The 3 feasible alternatives are:
- Large-scale heat pumps. Challenge the 3 biggest heat pump manufacturers to develop a range of heat pumps suitable for existing and new large-scale buildings.
- Small modular reactors. SMRs can safely and efficiently co-generate both heat and electricity from the same equipment and fuel. Westinghouse SMRs have powered US navy submarines and aircraft carriers without incident for over 50 years. Each aircraft carrier is staffed by 5,000 highly skilled personnel who would not be put at risk. GE-Hitachi, NuScale, and Terrestrial Energy expect to have a range of SMRs operating as early as 2028. SMRs are being developed to be safely and widely deployed in European-style district heating configurations as shown below. The electricity can be sold to the grid. Compared to older large-scale reactors, SMRs are much more efficient at extracting energy from the fuel. So existing stockpiles of so-called nuclear waste can be used up as fuel for SMRs. France has been reconstituting and using their nuclear waste successfully for decades.
- Deep Geothermal Energy – Deep geothermal can also be used to co-generate electricity and heat. The energy is fully scalable using infinite heat from the earth’s core. It circulates by natural convection, so no energy-consuming pumps are required. It is instantly dispatchable and can back up intermittent sources with no costly battery storage required. The Eavor-On company has had a prototype running in Alberta for 2 years using precision drilling and pipeline technology from the oil and gas industry.

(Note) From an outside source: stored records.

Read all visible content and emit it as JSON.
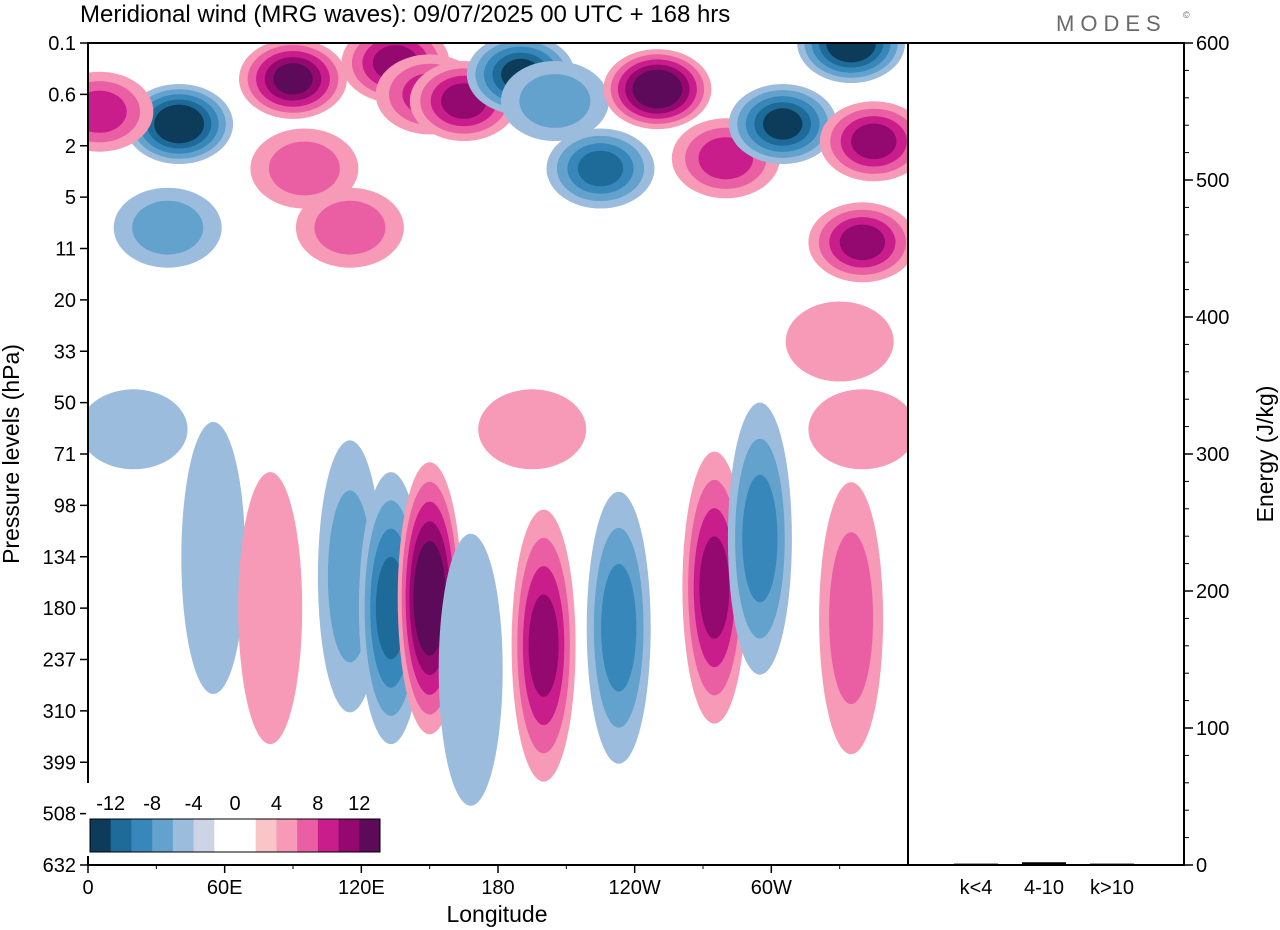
{
  "title": "Meridional wind (MRG waves):  09/07/2025  00 UTC  + 168 hrs",
  "brand": "MODES",
  "brand_mark": "©",
  "colors": {
    "neg": [
      "#0d3c5a",
      "#1e6a98",
      "#3787bb",
      "#62a2cc",
      "#9bbcdc",
      "#cdd4e6"
    ],
    "pos": [
      "#f9c5c6",
      "#f79ab7",
      "#ea5fa3",
      "#c91d8c",
      "#93096f",
      "#5d0a5a"
    ],
    "zero": "#ffffff"
  },
  "chart_data": [
    {
      "type": "heatmap",
      "title": "Meridional wind (MRG waves):  09/07/2025  00 UTC  + 168 hrs",
      "xlabel": "Longitude",
      "ylabel": "Pressure levels (hPa)",
      "x_ticks": [
        "0",
        "60E",
        "120E",
        "180",
        "120W",
        "60W"
      ],
      "y_ticks": [
        "0.1",
        "0.6",
        "2",
        "5",
        "11",
        "20",
        "33",
        "50",
        "71",
        "98",
        "134",
        "180",
        "237",
        "310",
        "399",
        "508",
        "632"
      ],
      "colorbar": {
        "labels": [
          "-12",
          "-8",
          "-4",
          "0",
          "4",
          "8",
          "12"
        ],
        "levels": [
          -14,
          -12,
          -10,
          -8,
          -6,
          -4,
          -2,
          2,
          4,
          6,
          8,
          10,
          12,
          14
        ]
      },
      "blobs": [
        {
          "lon": 40,
          "p": 1.2,
          "v": -14
        },
        {
          "lon": 35,
          "p": 8,
          "v": -6
        },
        {
          "lon": 5,
          "p": 0.9,
          "v": 8
        },
        {
          "lon": 90,
          "p": 0.35,
          "v": 12
        },
        {
          "lon": 95,
          "p": 3,
          "v": 6
        },
        {
          "lon": 115,
          "p": 8,
          "v": 6
        },
        {
          "lon": 135,
          "p": 0.2,
          "v": 10
        },
        {
          "lon": 150,
          "p": 0.6,
          "v": 8
        },
        {
          "lon": 165,
          "p": 0.7,
          "v": 10
        },
        {
          "lon": 190,
          "p": 0.3,
          "v": -12
        },
        {
          "lon": 205,
          "p": 0.7,
          "v": -6
        },
        {
          "lon": 225,
          "p": 3,
          "v": -10
        },
        {
          "lon": 250,
          "p": 0.5,
          "v": 14
        },
        {
          "lon": 280,
          "p": 2.5,
          "v": 8
        },
        {
          "lon": 305,
          "p": 1.2,
          "v": -12
        },
        {
          "lon": 335,
          "p": 0.1,
          "v": -14
        },
        {
          "lon": 345,
          "p": 1.8,
          "v": 10
        },
        {
          "lon": 340,
          "p": 10,
          "v": 10
        },
        {
          "lon": 55,
          "p": 135,
          "v": -4
        },
        {
          "lon": 80,
          "p": 180,
          "v": 4
        },
        {
          "lon": 115,
          "p": 150,
          "v": -6
        },
        {
          "lon": 133,
          "p": 180,
          "v": -10
        },
        {
          "lon": 150,
          "p": 170,
          "v": 14
        },
        {
          "lon": 168,
          "p": 250,
          "v": -4
        },
        {
          "lon": 200,
          "p": 220,
          "v": 10
        },
        {
          "lon": 233,
          "p": 200,
          "v": -8
        },
        {
          "lon": 275,
          "p": 160,
          "v": 10
        },
        {
          "lon": 295,
          "p": 120,
          "v": -8
        },
        {
          "lon": 335,
          "p": 190,
          "v": 6
        },
        {
          "lon": 340,
          "p": 60,
          "v": 4
        },
        {
          "lon": 330,
          "p": 30,
          "v": 4
        },
        {
          "lon": 20,
          "p": 60,
          "v": -4
        },
        {
          "lon": 195,
          "p": 60,
          "v": 4
        }
      ]
    },
    {
      "type": "bar",
      "categories": [
        "k<4",
        "4-10",
        "k>10"
      ],
      "values": [
        1,
        2,
        1
      ],
      "ylabel": "Energy (J/kg)",
      "ylim": [
        0,
        600
      ],
      "y_ticks": [
        "0",
        "100",
        "200",
        "300",
        "400",
        "500",
        "600"
      ]
    }
  ]
}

Both Eavor-On and Terrestrial Energy are Canadian companies that can provide made-in-Canada ZE (Zero Energy) solutions that are saleable to other countries and provide high-value industrial benefits across Canada.
Diversity is the key to successful decarbonization. Hydro, wind, solar, bio, geothermal, and small nuclear can all work well somewhere, but none of them work well everywhere. Every source needs its own unique set of skills and resources. Diversity means more skills and resources are available in total.
Given the steadily increasing frequency, severity, and astronomical cost of extreme weather events, and the latest even more dire warnings from the world’s top climate scientists, it’s time to recognize that the world needs every possible form of ZE energy. Each of the above technologies can be deployed for locations and applications for which they are best suited. But SMRs and Deep Geothermal are the only ZE alternatives that offer the enormous cost and space savings of co-generation. As a G7 nation, we should be setting an example for the world, and benefiting from it. We already have all the technology and resources needed to solve our share of the climate change problem. All we need now is the political will to get it done.
Hugh Holland
Hugh Holland is a retired engineering and manufacturing executive now living in Huntsville, Ontario.